Due to HATEOAS, an endpoint exposes links to related endpoints. This reduces the need of a thorough API documentation, although not completely, but one does not need to see the API documentation for the links already being exposed.

This states that the server can add more functionality to the REST client, by sending code that can be executable by that client. In the context of the web, one such example is JavaScript code that the server sends to the browser.

Let's consider an example to understand this better.

For example, a web browser acts like a REST client and the server passes HTML content that the browser renders. At the server side, there is some sort of server-side language which is performing some logical work at the server side. But if we want to add some logic which will work in the browser then we (as server-side developers) will have to send some JavaScript code to the client side and the browser and then execute that JavaScript code. So that the JavaScript code can add validation to a form, some animation or anything else, that couldn't be possible simply in HTML content.

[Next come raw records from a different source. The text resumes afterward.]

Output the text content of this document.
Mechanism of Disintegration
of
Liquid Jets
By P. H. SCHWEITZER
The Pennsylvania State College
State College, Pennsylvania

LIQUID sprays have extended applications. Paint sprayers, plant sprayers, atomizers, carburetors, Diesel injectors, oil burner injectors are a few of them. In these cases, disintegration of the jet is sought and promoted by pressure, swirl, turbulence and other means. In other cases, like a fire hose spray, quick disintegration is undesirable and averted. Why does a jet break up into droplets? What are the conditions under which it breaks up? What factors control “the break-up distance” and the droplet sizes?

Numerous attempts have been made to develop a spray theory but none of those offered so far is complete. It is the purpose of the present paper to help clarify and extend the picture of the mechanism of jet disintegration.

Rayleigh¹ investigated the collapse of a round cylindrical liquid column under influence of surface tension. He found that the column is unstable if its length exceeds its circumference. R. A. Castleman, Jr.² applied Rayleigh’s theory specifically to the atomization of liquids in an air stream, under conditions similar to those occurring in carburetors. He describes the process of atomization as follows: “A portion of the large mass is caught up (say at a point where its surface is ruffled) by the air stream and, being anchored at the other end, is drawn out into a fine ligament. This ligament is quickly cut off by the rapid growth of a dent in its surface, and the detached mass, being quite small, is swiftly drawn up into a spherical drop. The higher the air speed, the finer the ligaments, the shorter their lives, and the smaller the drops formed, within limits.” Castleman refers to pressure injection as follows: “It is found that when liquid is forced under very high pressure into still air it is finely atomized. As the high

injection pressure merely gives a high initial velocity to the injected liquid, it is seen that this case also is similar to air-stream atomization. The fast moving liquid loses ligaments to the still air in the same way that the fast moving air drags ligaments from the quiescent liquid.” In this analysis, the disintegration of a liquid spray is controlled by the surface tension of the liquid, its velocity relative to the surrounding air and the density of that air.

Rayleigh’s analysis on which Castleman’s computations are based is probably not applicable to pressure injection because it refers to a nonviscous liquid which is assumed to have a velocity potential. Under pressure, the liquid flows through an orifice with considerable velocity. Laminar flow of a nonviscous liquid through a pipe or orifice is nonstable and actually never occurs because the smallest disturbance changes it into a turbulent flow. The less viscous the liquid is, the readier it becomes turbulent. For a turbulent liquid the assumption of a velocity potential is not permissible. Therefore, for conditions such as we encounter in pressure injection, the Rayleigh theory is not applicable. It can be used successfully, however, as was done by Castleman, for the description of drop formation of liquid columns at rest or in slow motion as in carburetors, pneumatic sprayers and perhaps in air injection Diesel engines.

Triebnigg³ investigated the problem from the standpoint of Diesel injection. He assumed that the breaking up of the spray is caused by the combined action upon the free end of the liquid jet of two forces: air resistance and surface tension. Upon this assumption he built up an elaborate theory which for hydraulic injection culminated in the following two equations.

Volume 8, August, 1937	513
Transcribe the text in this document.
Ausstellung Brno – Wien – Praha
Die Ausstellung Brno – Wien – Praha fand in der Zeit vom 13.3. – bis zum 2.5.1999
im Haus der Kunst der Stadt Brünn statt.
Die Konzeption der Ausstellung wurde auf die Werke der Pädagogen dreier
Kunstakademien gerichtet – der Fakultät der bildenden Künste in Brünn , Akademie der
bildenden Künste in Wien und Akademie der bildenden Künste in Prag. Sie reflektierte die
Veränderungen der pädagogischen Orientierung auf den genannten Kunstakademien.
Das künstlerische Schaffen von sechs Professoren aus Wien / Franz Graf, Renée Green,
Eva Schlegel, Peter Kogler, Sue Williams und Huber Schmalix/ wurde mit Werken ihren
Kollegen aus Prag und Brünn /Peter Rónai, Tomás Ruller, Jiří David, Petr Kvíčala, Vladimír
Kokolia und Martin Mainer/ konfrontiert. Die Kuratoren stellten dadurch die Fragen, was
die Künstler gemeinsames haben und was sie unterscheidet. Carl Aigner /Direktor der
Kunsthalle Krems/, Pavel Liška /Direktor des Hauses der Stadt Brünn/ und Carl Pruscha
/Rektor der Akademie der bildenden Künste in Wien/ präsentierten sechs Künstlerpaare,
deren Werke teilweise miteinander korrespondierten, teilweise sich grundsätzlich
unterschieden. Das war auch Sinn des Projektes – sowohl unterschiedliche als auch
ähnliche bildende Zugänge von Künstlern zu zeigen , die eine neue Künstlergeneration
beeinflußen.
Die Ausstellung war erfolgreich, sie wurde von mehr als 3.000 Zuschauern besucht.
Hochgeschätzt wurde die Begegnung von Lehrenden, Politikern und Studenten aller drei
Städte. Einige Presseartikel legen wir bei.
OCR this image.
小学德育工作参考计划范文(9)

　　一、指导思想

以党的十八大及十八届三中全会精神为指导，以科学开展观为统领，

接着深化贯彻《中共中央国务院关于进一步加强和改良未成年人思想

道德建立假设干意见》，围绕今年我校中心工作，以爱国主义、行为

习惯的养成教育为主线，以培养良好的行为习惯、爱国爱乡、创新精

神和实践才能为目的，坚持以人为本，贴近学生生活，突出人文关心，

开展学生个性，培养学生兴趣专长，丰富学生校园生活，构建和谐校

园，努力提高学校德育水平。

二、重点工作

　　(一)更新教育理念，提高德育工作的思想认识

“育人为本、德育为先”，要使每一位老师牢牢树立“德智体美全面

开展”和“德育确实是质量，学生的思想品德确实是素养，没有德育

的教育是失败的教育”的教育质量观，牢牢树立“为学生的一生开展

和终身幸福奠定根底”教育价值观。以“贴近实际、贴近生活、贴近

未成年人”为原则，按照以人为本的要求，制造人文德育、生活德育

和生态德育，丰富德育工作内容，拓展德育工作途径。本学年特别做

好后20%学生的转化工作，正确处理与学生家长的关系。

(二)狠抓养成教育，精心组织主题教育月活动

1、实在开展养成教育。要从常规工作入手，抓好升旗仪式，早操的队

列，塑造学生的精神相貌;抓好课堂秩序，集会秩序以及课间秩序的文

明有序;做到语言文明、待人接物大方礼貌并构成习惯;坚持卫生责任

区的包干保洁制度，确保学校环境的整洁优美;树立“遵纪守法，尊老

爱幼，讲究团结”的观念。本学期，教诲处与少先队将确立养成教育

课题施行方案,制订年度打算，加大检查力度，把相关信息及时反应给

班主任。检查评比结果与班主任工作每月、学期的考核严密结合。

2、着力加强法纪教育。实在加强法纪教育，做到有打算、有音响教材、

That JavaScript code is code on demand which the server sends to the client that extends the functionality of the REST client.

Note that sending code on demand to the client is optional, and not required if we don't want to extend the client's functionality.

This constraint states that the REST system can have multiple layers and if a client is requesting for a response and getting a response, it can't be differentiated if it was returned from the server or another middle-ware server. So if one server layer is replaced by an other, it doesn't affect the client unless it provides what it is expected to provide. In short, one layer doesn't have knowledge beyond the next layer with which it is interacting directly.